Zodra we in Lauwersoog aan boord gaan, begint het
vakantiegevoel. Drie kwartier later zetten wij voet op Schiermonnikoog. Zondag,
kwart over één. Veel mensen vertrekken nu van het eiland, weinigen komen aan,
zoals wij. Wij hebben het nog voor de boeg.
Eerst was regen voorspeld voor deze dagen, maar naarmate de
dag van vertrek naderde veranderde dat. Als wij aankomen is het goed weer,
droog en niet te koud.
Later op de dag breekt de zon door. Ook maandag hebben
wij schitterend weer. Dinsdag wordt het pas onstuimig, met harde wind en regen.

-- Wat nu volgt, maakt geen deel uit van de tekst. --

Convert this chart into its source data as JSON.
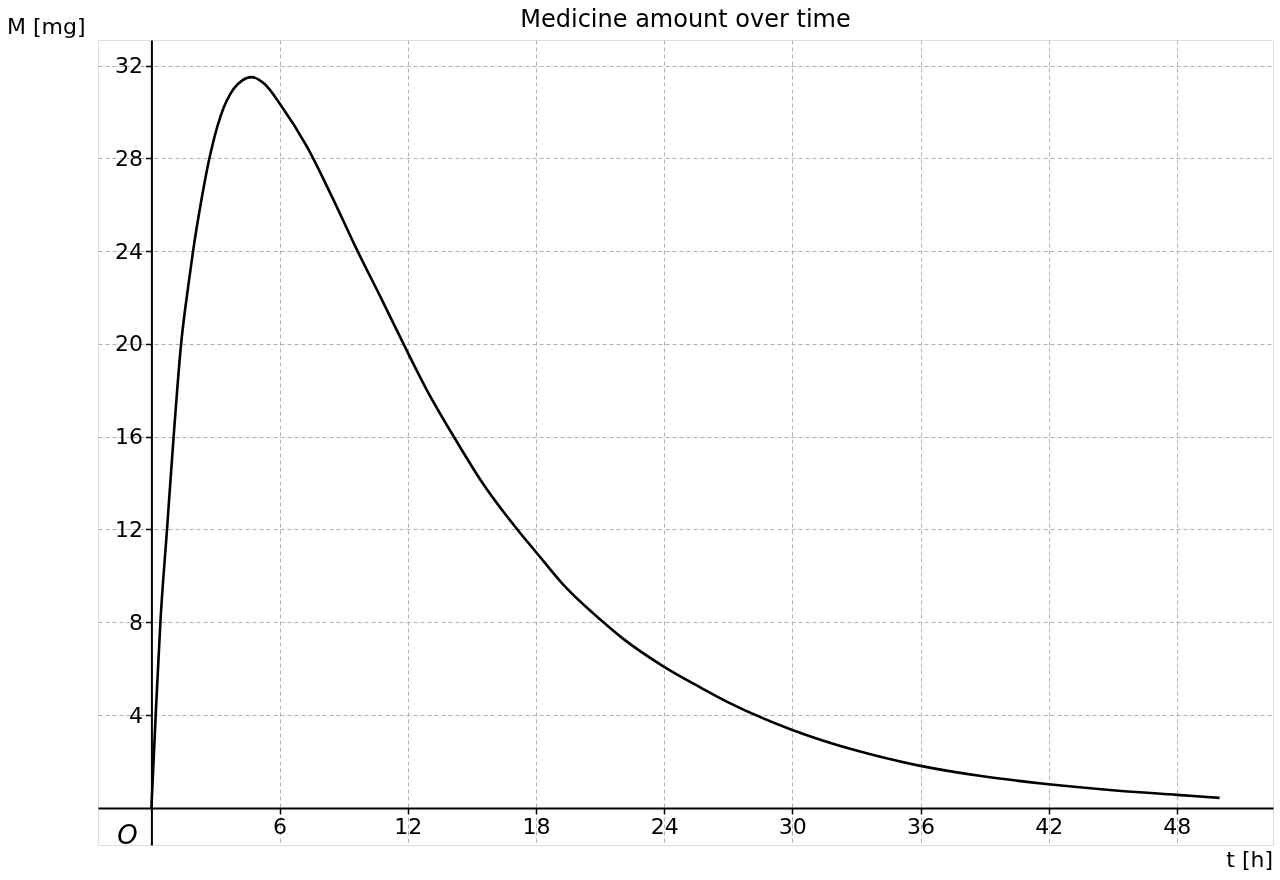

De ochtend van ons vertrek.
We huren een tandem en fietsen zondagmiddag het hele eiland
rond. Langs de rode vuurtoren, die nog als vuurtoren in gebruik is, en langs de witte, die er verwaarloosd uitziet. Afgelopen zomer logeerden wij vlakbij de vuurtoren van Haamstede, die die weken in de steigers werd gezet. De steigerbouwers vertelden dat de witte vuurtoren van Schiermonnikoog het volgende project zou zijn. De witte vuurtoren kan wel een opknapbeurt gebruiken.
Bij de Kobbeduinen parkeren wij de fiets en lopen wij de duinen in. Het
ziet er al herfstig uit. Rode rozenbottels, oranje bessen aan de duindoorns. De
bladeren beginnen hier en daar te vallen.
De wolken worden prachtig beschenen door de zon. Toch kun je
de weidsheid van het landschap, het gevoel dat dat geeft, niet met een foto
vastleggen. Hoe mooi sommige foto’s die ik met mijn telefoon maak ook worden,
nooit is het beeld zo mooi als de werkelijkheid. De zee, de lucht en het licht
zijn niet te vangen in een camera. Ik laat het op me inwerken en pak maar heel
af en toe de telefoon omdat ik het toch niet kan laten.
Kort geleden bekeek ik de schilderijen van Domburgse
schilders, gemaakt aan de Walcherse kust, onlangs tentoongesteld in de het
gemeentemuseum (‘Aan zee’). Daar hingen onder meer ‘Zeegezicht’ van Mondriaan
en ‘Zoutelande’ van Hart Nibbrig. Tegelijkertijd was daar een expositie van
schilders ‘De Haagse school op Scheveningen’. Daar hingen o.a. ‘Strandgezicht’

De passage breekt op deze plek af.